Among them, moss bark is said to be the most stable . 'The biocrust covering the Great Wall is like a blanket that separates the area from air, water and wind ,' researcher Xiao said.

By blocking water and preventing salt buildup, biocrust resists chemical weathering, he notes. From there, substances are created that act as a 'glue' to bind soil particles together against dispersion, making the soil's properties stronger.

Most of the communities that make up a biocrust start from a single growing organism. This organism also makes the environment in which it grows suitable for other organisms.

These creatures remain vulnerable to the effects of climate change, said Emmanuel Salifu, an assistant professor at Arizona State University who researches nature-based solutions for sustainable engineering. . However, they are constantly evolving to adapt to changes in the environment.

That inherent adaptability makes biocrusts a good candidate for nature-based interventions, said Salifu, who was not involved in the new study.

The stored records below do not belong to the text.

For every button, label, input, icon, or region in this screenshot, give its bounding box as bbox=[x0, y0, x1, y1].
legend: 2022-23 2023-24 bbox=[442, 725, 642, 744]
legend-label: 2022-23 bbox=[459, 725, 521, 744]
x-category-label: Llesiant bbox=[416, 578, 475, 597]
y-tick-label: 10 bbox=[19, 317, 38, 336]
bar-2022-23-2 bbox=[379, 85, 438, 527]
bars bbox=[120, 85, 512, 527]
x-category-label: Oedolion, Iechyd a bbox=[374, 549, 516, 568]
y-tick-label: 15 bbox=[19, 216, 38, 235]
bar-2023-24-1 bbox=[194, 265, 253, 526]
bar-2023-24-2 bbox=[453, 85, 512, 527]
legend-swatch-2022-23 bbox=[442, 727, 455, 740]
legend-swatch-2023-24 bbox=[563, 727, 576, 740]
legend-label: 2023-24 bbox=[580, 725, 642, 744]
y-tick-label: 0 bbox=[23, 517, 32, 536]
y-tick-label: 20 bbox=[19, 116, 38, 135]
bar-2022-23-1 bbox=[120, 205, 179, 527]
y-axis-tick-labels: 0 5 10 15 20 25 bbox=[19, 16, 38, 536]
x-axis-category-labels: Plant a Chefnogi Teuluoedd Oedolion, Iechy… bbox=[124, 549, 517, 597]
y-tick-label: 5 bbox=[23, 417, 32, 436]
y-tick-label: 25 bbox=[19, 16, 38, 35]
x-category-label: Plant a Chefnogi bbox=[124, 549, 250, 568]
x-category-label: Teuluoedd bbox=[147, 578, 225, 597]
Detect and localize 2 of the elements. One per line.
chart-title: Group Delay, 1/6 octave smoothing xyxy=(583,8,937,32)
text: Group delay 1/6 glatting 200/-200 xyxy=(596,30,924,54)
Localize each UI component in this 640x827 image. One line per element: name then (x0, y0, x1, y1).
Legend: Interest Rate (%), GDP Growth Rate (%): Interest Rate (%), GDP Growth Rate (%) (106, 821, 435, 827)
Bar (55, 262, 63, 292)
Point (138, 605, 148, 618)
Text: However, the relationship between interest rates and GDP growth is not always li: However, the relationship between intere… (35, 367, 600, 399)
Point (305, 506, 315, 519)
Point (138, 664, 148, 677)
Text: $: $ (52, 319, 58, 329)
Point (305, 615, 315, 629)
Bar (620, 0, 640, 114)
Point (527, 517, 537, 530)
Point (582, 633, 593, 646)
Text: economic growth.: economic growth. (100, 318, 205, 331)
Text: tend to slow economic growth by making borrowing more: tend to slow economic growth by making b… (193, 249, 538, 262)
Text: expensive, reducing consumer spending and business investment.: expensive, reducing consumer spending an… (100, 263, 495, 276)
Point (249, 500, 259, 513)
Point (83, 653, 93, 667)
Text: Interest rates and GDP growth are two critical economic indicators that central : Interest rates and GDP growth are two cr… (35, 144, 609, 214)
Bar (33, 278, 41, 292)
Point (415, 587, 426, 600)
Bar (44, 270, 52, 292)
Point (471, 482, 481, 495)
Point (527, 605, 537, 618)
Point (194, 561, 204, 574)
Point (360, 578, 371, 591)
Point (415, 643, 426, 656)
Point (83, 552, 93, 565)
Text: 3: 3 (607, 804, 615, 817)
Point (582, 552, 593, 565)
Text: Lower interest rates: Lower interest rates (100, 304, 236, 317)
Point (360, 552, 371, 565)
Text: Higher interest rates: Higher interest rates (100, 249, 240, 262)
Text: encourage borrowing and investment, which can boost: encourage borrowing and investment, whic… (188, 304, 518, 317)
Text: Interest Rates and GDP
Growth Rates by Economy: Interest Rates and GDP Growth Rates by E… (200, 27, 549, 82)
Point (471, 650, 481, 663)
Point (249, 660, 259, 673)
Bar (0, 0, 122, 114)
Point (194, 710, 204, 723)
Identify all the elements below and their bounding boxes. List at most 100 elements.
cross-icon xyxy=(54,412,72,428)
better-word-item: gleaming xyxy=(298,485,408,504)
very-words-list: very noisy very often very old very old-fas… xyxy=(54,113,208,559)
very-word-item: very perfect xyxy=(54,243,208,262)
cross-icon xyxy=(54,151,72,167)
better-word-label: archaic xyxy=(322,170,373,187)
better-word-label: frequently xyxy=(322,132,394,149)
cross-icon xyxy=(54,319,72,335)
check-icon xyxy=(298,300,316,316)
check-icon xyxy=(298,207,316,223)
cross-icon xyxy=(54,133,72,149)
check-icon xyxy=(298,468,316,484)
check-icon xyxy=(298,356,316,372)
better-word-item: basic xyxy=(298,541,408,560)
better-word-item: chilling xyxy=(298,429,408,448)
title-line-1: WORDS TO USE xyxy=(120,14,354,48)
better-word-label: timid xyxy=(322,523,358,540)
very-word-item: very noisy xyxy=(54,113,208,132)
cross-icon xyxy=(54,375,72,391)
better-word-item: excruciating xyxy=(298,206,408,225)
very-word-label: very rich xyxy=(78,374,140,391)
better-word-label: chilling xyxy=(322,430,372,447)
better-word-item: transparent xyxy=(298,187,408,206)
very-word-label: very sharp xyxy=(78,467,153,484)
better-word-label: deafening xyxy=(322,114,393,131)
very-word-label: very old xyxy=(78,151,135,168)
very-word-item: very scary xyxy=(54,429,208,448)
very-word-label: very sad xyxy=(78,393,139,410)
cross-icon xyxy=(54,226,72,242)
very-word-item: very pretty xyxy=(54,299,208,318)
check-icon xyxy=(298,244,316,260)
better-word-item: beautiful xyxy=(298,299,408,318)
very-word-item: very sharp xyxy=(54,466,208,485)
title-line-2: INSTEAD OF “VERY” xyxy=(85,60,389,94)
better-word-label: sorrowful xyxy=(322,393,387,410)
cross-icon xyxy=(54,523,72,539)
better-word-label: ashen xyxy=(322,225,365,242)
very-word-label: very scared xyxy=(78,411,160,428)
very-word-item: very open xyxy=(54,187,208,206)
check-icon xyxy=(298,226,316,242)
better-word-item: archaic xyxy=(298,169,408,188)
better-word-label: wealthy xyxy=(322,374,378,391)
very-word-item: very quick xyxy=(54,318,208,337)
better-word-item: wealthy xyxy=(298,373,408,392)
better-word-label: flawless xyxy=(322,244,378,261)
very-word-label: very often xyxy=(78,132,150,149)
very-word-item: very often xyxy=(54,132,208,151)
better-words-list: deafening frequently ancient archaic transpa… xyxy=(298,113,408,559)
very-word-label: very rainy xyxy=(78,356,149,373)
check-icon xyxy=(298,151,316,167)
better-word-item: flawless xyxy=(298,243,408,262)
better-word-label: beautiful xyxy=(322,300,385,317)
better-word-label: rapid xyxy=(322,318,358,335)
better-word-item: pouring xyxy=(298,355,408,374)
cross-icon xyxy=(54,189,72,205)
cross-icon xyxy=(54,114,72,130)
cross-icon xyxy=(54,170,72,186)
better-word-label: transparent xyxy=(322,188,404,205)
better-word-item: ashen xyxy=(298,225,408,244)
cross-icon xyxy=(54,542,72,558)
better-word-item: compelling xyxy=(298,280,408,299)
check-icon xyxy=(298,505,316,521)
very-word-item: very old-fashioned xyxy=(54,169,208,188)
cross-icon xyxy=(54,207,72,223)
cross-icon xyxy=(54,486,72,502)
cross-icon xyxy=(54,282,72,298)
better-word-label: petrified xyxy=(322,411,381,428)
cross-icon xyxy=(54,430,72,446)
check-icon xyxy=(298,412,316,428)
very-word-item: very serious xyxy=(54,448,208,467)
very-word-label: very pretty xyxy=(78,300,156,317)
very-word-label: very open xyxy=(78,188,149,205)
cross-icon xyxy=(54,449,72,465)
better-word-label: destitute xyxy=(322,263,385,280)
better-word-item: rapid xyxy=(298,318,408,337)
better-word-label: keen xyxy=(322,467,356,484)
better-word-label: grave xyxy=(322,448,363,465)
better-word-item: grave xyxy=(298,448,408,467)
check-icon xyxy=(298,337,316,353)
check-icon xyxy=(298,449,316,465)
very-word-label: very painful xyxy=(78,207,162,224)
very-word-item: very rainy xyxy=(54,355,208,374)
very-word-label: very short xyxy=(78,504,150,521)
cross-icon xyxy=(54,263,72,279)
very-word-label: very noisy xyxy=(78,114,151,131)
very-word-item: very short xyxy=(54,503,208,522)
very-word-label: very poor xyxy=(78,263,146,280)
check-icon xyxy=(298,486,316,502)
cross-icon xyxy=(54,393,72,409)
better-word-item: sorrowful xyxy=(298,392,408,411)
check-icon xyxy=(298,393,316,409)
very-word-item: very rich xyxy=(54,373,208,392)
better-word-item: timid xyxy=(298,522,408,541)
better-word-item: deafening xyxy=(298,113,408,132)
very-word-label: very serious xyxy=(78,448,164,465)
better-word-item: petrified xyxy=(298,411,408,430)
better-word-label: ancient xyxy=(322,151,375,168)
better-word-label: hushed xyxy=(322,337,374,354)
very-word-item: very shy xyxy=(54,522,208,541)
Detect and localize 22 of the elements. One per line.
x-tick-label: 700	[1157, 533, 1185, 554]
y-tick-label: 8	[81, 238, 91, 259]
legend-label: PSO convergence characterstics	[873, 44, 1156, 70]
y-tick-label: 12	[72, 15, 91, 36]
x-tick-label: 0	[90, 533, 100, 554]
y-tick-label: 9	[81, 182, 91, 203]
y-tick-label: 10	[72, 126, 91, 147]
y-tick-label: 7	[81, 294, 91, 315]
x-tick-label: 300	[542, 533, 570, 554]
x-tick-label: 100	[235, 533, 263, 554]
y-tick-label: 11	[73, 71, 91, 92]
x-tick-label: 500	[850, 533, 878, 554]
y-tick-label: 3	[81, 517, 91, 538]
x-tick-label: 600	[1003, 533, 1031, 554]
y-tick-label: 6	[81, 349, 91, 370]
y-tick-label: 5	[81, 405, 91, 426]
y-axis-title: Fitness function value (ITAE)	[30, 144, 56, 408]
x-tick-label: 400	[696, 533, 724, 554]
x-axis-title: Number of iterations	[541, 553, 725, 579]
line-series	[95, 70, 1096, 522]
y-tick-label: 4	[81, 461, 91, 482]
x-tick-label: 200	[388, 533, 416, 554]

Thereby, aiming to solve the problem of structural preservation in our warming world. Even when temperatures are warmer, they are still suitable to operate in those conditions. They will be more likely to survive if we engineer the growth of this shell on a large scale.

Salifu sees this new research as evidence of the potential benefits of engineering biocrusts to preserve Earth's heritage, although it is still a new field.

Research demonstrates that natural communities of plants and microorganisms have the potential to improve the structural integrity, longevity and durability of earthen structures such as the Great Wall of China.

The study authors also said that their work provides a basis for exploring the possibility of cultivating biocrusts to preserve other rammed earth heritage around the world.

In addition to being a tourist destination that attracts millions of visitors each year, the Great Wall also has great cultural significance. That's why the biocrust that preserves it is so important.

According to Professor Xiao, the Great Wall is the cultural center of Chinese civilization. Therefore, it is extremely necessary to do our best to protect it for the next generations.